Traditional drugs need to bind to target proteins in order to inhibit their function. To ensure all of the target proteins are inhibited correctly, doctors have to administer high levels of the inhibitor drugs. PROTACs offer the promise of using lower doses of drugs.

In addition, since PROTACs are not inhibitors, they can be used to target other proteins like scaffold proteins whose only function is to act as a physical piece of the cell. This opens up new possibilities for targeting other diseases such as Alzheimer’s, according to Petrylak.

Over the past two years, the PROTAC drugs developed for prostate cancer have been undergoing clinical trials.

“Along the way, there were many scientific challenges and we had to convince many people to appreciate the new modality and its clinical utility,” Neklesa wrote. “For instance, it took us 3 years to optimize AR PROTACs to achieve compounds that can be taken as an oral pill.

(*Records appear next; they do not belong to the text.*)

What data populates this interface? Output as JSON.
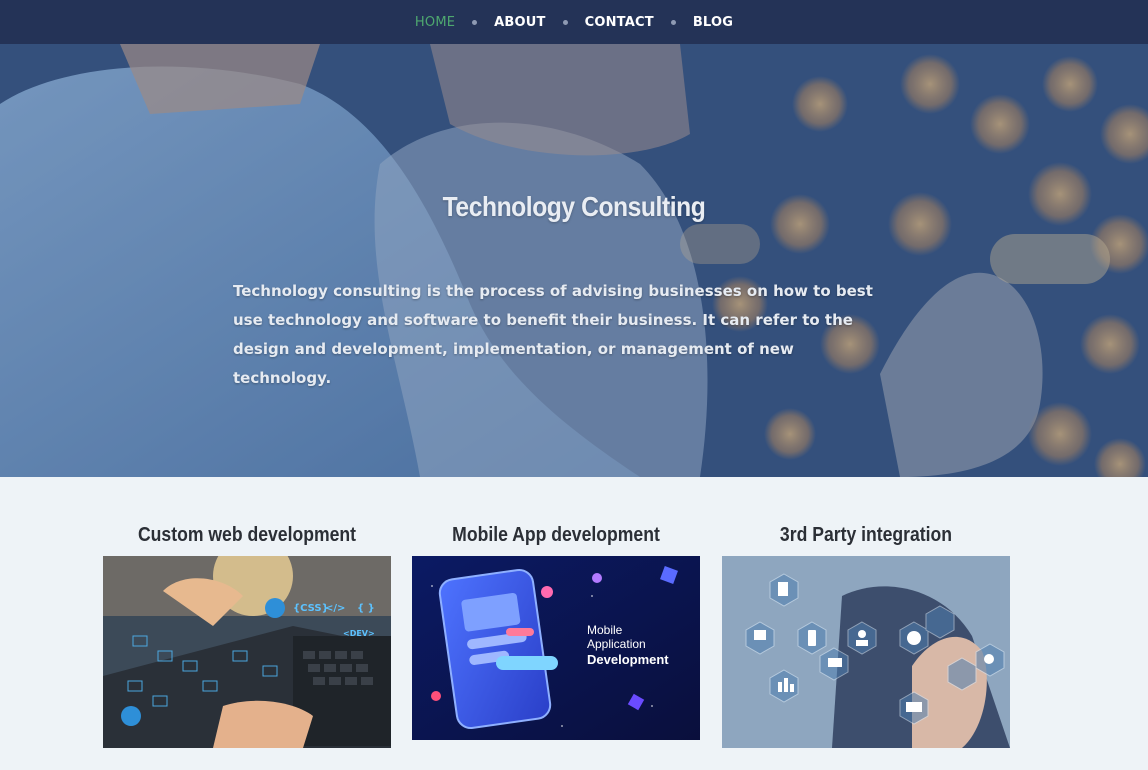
{
  "nav": {
    "items": [
      {
        "label": "HOME",
        "active": true
      },
      {
        "label": "ABOUT",
        "active": false
      },
      {
        "label": "CONTACT",
        "active": false
      },
      {
        "label": "BLOG",
        "active": false
      }
    ]
  },
  "hero": {
    "title": "Technology Consulting",
    "description": "Technology consulting is the process of advising businesses on how to best use technology and software to benefit their business. It can refer to the design and development, implementation, or management of new technology."
  },
  "services": [
    {
      "title": "Custom web development",
      "image_labels": [
        "{CSS}",
        "</>",
        "{ }",
        "<DEV>"
      ]
    },
    {
      "title": "Mobile App development",
      "image_labels": [
        "Mobile",
        "Application",
        "Development"
      ]
    },
    {
      "title": "3rd Party integration",
      "image_labels": []
    }
  ],
  "colors": {
    "nav_bg": "#243357",
    "nav_active": "#4ea86f",
    "page_bg": "#eef3f7"
  }
}
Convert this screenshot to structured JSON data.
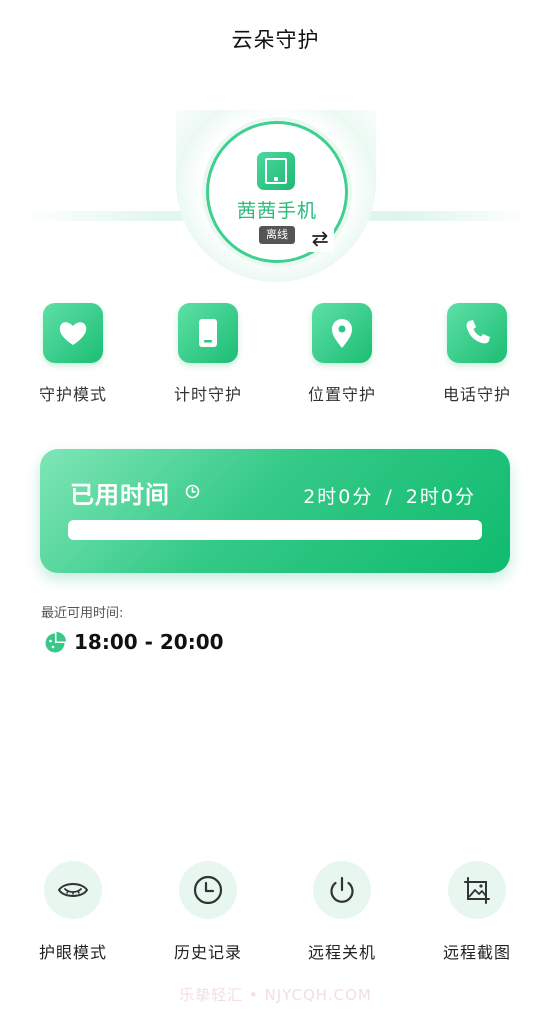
{
  "header": {
    "title": "云朵守护"
  },
  "device": {
    "name": "茜茜手机",
    "status": "离线",
    "icon": "tablet-icon",
    "switch_icon": "swap-icon"
  },
  "features": [
    {
      "label": "守护模式",
      "icon": "heart-icon"
    },
    {
      "label": "计时守护",
      "icon": "phone-timer-icon"
    },
    {
      "label": "位置守护",
      "icon": "location-pin-icon"
    },
    {
      "label": "电话守护",
      "icon": "phone-call-icon"
    }
  ],
  "usage": {
    "title": "已用时间",
    "used": "2时0分",
    "separator": "/",
    "total": "2时0分",
    "progress_fraction": 1.0
  },
  "schedule": {
    "label": "最近可用时间:",
    "time_range": "18:00 - 20:00"
  },
  "tools": [
    {
      "label": "护眼模式",
      "icon": "eye-icon"
    },
    {
      "label": "历史记录",
      "icon": "clock-icon"
    },
    {
      "label": "远程关机",
      "icon": "power-icon"
    },
    {
      "label": "远程截图",
      "icon": "screenshot-icon"
    }
  ],
  "watermark": "乐挚轻汇 • NJYCQH.COM",
  "colors": {
    "accent": "#1fbd74",
    "accent_light": "#e7f7f0",
    "badge": "#555555"
  }
}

All told, many thousands of molecules were synthesized to finally discover ARV-110.”

The data from the Phase I trials suggested that certain patients with a specific mutation in the androgen receptor benefit from treatment with the newly developed PROTAC drug, according to Petrylak.

Crews said that he first published the technology in 2001. In 2013, Crews started a New Haven-based company, Arvinas, which now has three PROTACs in clinical trials for prostate and breast cancer.

Currently, the drug is moving into Phase III clinical trials, and Petrylak and Crews said their eventual goal is to obtain FDA approval for use in patients with prostate cancer.

Crew joined Yale faculty in 1995, and Petrylak joined Yale faculty in 2012.